Kwon Hyun, Kim Dae-Jin
Department of Artificial Intelligence and Data Science, Korea Military Academy, Seoul, 01819, South Korea.
Department of Architectural Engineering, Kyung Hee University, Gyeonggi , 17101, South Korea.
Sci Rep. 2025 Jan 31;15(1):3912. doi: 10.1038/s41598-025-85493-2.

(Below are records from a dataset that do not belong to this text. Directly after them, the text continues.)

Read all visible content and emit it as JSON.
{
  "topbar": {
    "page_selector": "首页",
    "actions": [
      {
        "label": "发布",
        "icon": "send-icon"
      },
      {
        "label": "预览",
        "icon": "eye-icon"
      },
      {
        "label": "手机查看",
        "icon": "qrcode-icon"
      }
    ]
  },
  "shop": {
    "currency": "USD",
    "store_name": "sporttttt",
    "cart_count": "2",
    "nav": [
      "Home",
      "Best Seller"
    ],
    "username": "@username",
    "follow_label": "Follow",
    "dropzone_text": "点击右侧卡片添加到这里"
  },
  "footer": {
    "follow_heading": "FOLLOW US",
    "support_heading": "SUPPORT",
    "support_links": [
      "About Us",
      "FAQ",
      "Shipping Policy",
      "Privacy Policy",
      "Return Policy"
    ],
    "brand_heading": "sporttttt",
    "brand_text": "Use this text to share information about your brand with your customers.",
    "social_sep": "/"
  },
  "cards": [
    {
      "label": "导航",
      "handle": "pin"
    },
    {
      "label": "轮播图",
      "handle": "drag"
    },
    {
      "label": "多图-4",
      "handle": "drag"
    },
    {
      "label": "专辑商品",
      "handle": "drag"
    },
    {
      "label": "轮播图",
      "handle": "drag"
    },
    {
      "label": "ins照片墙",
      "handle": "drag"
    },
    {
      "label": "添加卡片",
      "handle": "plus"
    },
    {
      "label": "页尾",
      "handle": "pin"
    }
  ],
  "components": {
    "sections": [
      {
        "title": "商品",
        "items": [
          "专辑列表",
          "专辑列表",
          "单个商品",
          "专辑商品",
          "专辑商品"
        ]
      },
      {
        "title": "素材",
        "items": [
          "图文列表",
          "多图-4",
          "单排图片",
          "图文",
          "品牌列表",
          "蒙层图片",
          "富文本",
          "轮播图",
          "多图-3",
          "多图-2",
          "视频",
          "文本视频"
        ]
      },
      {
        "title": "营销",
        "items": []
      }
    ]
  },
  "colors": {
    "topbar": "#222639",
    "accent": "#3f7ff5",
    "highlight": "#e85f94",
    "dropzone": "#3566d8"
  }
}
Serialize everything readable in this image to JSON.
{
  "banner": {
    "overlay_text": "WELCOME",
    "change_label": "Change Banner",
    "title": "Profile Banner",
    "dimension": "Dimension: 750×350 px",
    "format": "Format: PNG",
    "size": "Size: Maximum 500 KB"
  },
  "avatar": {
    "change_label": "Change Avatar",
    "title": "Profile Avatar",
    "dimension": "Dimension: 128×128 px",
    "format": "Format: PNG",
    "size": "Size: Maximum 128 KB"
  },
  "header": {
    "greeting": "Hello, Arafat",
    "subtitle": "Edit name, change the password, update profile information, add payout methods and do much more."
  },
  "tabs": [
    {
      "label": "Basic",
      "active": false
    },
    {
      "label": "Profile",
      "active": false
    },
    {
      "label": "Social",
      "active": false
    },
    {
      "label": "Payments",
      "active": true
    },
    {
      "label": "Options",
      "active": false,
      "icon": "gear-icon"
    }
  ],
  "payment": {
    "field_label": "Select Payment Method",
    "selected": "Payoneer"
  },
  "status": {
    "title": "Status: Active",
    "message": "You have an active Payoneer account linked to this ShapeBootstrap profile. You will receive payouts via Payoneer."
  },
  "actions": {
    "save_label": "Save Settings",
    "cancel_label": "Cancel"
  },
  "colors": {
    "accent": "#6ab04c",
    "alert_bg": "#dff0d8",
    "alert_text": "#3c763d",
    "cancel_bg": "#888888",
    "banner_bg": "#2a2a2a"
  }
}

This study proposes a novel approach for generating dual-targeted adversarial examples in Graph Neural Networks (GNNs), significantly advancing the field of graph-based adversarial attacks. Unlike traditional methods that focus on inducing specific misclassifications in a single model, our approach creates adversarial samples that can simultaneously target multiple models, each inducing distinct misclassifications. This innovation addresses a critical gap in existing techniques by enabling adversarial attacks that are capable of affecting various models with different objectives. We provide a detailed explanation of the method's principles and structure, rigorously evaluate its effectiveness across several GNN models, and visualize the impact using datasets such as Reddit and OGBN-Products. Our contributions highlight the potential for dual-targeted attacks to disrupt GNN performance and emphasize the need for enhanced defensive strategies in graph-based learning systems.
本研究提出了一种在图神经网络(GNN)中生成双目标对抗样本的新方法,显著推动了基于图的对抗攻击领域的发展。与专注于在单个模型中诱导特定错误分类的传统方法不同,我们的方法创建的对抗样本可以同时针对多个模型,每个模型都会诱导出不同的错误分类。这一创新通过实现能够影响具有不同目标的各种模型的对抗攻击,解决了现有技术中的一个关键空白。我们详细解释了该方法的原理和结构,在多个GNN模型上严格评估了其有效性,并使用Reddit和OGBN-Products等数据集直观展示了其影响。我们的贡献突出了双目标攻击破坏GNN性能的潜力,并强调了在基于图的学习系统中加强防御策略的必要性。